Welcome to the world of options investing, advisors. Now put on your thinking cap and figure out how you can make your visit to this competitive marketplace worthwhile.
That was essentially the message to registered investment advisors (RIAs) at an equity options conference held by the Options Industry Council (OIC) and the Futures Industry Association this week in New York.
Still, the focus placed on welcoming RIAs into the options fold sent an equally strong message that advisors are viewed as an increasingly important segment of the market by the market makers themselves.
“We’re really just getting started with options in the RIA community,” said Jeff Chiappetta, managing director of Institutional Trading and Fixed Income at TD Ameritrade Institutional, in a panel on the new generation of markets. “Retail investors are so much smarter than they were 10 years ago. Those people are challenging their advisors to use products like covered call spreads.”
But as RIAs flock to this alternative marketplace, gaining a foothold can be tricky.
While it’s true that clients are demanding high rewards along with low risk in this yield-impoverished economic environment, advisors face a big uphill climb in learning about how options can be used as a portfolio hedge. The challenge comes not just from understanding which options products are best from a risk management standpoint, but also from gaining liquidity in a marketplace that has seen a proliferation of trading venues in recent years.
Growth of U.S. options exchanges has exploded over the last few years, with the number of venues for trading equity options expected to double from six in 2008 to 12 within the next year.
“All of these venues are jostling for a share of the market at a time when total volume has been shrinking,” writes Rachel Koning Beals in Futures Industry magazine’s September issue.
Indeed, options volume has seen a huge decrease. Cleared options contract volume plummeted 43% in August to 313.8 million contracts this year compared with 554.8 million contracts at this time a year ago, according to the Options Clearing Corp. (The OIC notes, however, that although options volume dipped in August, it is still the second highest August on record, after last August, which was the all-time highest monthly volume recorded. This August marked the 24th consecutive month the options industry has recorded at least 300 million contracts in trading volume.)
Confusion About Liquidity
Meanwhile, there’s some confusion among advisors about where they can find liquidity in these increasingly fragmented exchanges, Chiappetta noted, adding that new technology and increased regulation have added another level of complexity to the options market.

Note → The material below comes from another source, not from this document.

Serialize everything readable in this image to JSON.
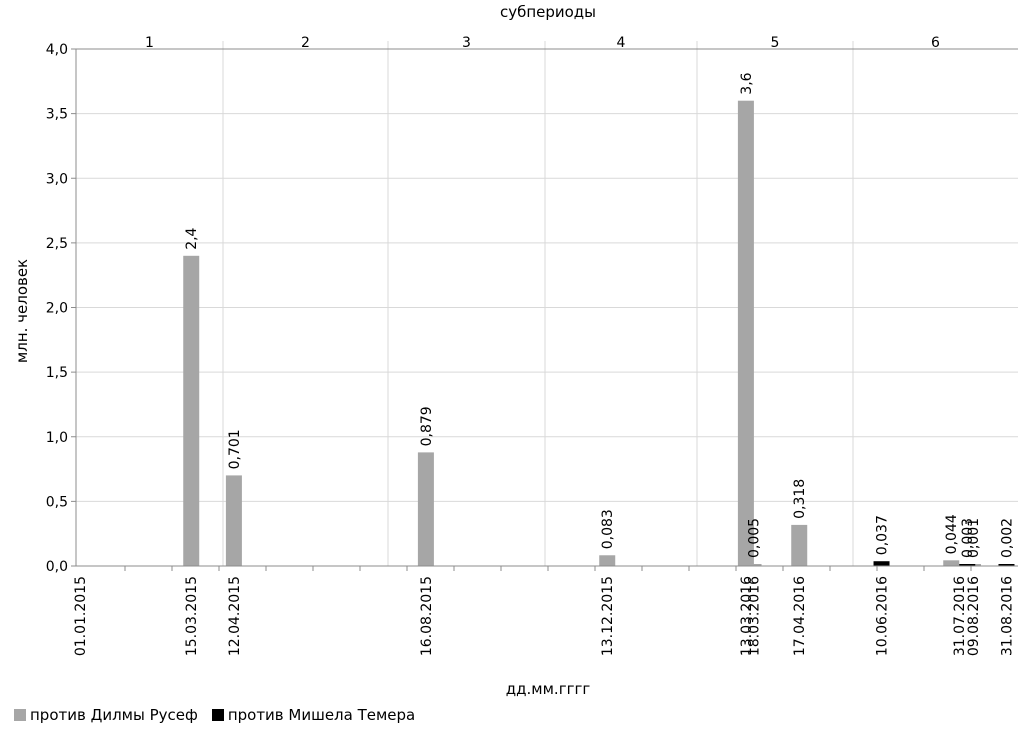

Joanne Draper, managing director of equity and options trading at Schwab Advisor Services, said that because RIAs are fiduciaries, and not speculators, their interest in investing in options comes from a desire to find basic hedging strategies.
RIAs also tend to avoid frequent trades because they are cost-sensitive on their clients’ part, Draper noted. And, she said, they typically stay away from new and trendy products such as weeklys while gravitating more toward tried and tested products such as S&P 500 SPX Index Options.
“RIAs are conservative, risk-averse investors,” Draper said, adding that many RIAs who want to use more complicated strategies may sub them out.
Chiappetta agreed, saying, “Even if they’re sophisticated, RIAs may sub out work to managers who do options overlays because advisors want to spend their time talking to clients and not trading all day.”
After the panel, Eric Cott, the Options Industry Council’s director of financial advisor education, stressed that options are a sound risk management tool, but that continuing education is essential for advisors who want to keep abreast of the options market.